Forty-five graduates who spent a year of intensive training received their teaching credentials on Saturday at a special ceremony.
The men and women who aspire to be elementary, secondary and special education teachers graduated from the Accelerated Collaborative Teacher Program created by California State University at Northridge and the Los Angeles Unified School District.
The program is funded by a five-year grant that enables prospective teachers to receive the required accreditation faster. When finished with the course work, the graduates can write lesson plans and are informed about school district standards, said Phyllis Gudoski, the program's coordinator.
Many educators and state Sen. Richard Alarcon (D-Sylmar) praised the future teachers for the sacrifices they made.
"You chose at your own risk and cost to be a teacher," said Alarcon, who spoke at his alma mater, John H. Francis High School in Sun Valley, where the ceremony was held. "You are pushing ahead with your career. Each one of you holds our future in your hands."

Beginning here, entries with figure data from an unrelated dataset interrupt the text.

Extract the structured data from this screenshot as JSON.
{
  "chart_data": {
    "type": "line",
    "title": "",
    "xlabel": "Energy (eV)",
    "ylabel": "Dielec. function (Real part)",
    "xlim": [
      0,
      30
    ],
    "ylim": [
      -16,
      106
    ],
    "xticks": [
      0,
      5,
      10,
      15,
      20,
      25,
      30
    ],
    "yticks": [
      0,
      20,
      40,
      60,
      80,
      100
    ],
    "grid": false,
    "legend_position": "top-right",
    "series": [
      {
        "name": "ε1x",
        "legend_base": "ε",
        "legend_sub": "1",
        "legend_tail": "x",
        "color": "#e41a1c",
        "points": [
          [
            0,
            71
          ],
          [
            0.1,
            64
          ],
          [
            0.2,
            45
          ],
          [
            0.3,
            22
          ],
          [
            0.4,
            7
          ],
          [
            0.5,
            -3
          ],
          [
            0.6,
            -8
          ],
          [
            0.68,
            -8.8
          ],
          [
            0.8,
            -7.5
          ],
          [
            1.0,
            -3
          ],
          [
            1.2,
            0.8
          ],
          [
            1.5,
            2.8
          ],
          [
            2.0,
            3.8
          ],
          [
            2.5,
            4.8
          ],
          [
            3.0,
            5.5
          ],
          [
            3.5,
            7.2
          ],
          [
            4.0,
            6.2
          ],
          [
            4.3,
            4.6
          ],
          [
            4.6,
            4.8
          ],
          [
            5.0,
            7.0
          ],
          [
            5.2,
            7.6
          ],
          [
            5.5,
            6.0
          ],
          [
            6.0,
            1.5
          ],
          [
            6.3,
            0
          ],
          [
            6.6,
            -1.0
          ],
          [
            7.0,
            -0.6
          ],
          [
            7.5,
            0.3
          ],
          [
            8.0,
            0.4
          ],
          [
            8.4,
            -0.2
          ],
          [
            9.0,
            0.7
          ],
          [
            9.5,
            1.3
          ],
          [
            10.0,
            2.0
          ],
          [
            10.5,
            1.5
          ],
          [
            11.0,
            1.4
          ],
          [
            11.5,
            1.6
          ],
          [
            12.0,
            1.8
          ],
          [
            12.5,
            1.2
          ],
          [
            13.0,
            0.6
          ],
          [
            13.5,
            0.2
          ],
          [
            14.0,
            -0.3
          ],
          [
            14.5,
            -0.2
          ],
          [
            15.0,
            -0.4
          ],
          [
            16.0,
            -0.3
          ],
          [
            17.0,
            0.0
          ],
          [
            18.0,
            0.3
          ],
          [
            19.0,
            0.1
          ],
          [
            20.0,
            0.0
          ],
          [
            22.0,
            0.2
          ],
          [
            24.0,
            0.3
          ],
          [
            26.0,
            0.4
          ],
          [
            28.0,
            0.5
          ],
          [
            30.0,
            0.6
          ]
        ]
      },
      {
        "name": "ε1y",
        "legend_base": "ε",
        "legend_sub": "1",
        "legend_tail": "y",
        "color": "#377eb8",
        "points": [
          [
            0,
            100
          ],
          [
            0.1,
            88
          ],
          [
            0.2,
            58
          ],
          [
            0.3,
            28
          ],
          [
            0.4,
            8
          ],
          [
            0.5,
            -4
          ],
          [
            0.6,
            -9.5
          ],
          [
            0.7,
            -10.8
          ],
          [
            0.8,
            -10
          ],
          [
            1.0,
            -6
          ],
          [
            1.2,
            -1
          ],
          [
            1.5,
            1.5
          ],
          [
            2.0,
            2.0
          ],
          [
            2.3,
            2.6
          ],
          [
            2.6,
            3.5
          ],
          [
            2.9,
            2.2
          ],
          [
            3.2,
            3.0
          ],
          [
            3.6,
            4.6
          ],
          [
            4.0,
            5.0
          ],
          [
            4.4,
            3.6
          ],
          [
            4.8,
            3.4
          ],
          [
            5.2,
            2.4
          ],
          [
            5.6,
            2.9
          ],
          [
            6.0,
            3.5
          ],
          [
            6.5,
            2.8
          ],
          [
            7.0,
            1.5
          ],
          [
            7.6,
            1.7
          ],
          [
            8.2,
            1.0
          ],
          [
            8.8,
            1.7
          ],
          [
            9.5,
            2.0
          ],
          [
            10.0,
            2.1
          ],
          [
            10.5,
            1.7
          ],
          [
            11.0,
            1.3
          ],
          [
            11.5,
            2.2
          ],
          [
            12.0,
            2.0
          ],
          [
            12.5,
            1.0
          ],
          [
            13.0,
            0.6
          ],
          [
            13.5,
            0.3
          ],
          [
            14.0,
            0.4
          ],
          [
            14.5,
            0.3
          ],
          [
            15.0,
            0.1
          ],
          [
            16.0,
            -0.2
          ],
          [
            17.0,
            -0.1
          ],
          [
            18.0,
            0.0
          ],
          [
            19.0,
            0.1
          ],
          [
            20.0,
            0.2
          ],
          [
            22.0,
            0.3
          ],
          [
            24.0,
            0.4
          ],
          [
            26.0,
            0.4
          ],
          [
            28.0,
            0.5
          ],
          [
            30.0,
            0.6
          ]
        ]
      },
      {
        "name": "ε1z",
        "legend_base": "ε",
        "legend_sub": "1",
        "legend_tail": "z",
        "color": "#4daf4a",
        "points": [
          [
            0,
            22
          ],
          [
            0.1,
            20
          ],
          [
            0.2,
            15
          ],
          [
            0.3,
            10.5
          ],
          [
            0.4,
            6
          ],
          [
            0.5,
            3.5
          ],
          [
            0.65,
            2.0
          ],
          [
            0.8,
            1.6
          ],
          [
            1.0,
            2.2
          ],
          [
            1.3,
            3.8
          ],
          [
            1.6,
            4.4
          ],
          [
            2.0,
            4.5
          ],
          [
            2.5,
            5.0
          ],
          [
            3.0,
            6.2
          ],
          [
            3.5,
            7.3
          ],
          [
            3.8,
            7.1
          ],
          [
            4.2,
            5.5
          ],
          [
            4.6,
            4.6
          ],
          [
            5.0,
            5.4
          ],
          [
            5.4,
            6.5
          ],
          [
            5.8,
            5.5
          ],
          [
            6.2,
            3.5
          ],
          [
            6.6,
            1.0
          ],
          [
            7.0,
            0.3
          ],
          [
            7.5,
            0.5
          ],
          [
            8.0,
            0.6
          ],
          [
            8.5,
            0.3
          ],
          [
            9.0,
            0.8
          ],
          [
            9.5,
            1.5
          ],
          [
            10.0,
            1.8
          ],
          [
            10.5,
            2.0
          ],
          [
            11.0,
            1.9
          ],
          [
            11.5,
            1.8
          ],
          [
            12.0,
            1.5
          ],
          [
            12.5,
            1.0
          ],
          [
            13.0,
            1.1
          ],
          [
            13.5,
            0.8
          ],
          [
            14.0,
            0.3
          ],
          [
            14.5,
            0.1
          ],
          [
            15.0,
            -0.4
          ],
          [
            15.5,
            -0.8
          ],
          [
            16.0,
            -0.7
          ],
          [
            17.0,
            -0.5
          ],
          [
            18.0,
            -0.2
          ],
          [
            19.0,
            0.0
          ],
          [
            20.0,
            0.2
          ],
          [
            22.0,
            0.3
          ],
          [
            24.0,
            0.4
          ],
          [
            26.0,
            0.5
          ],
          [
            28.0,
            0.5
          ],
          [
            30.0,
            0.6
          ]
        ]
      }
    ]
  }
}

Last year, 60 people graduated from the program. Of those, 44 teachers were hired by the Los Angeles Unified School District, Gudoski said.
"We are honored that we are the next generation of teachers," said Perla Carbajal, who graduated from the program's elementary school division. "It's not surprising we wanted to enter a profession and emulate the way our teachers have inspired us."
Teaching has been a lifelong dream for many of the graduates. They credit the program and the people who support it as the reason they will be in the classroom come this fall.
"It's confirming a commitment that this is what I want to do," said Naomi Burton. "I'm going to spend my life learning how to teach children. We will change the future one kid at a time."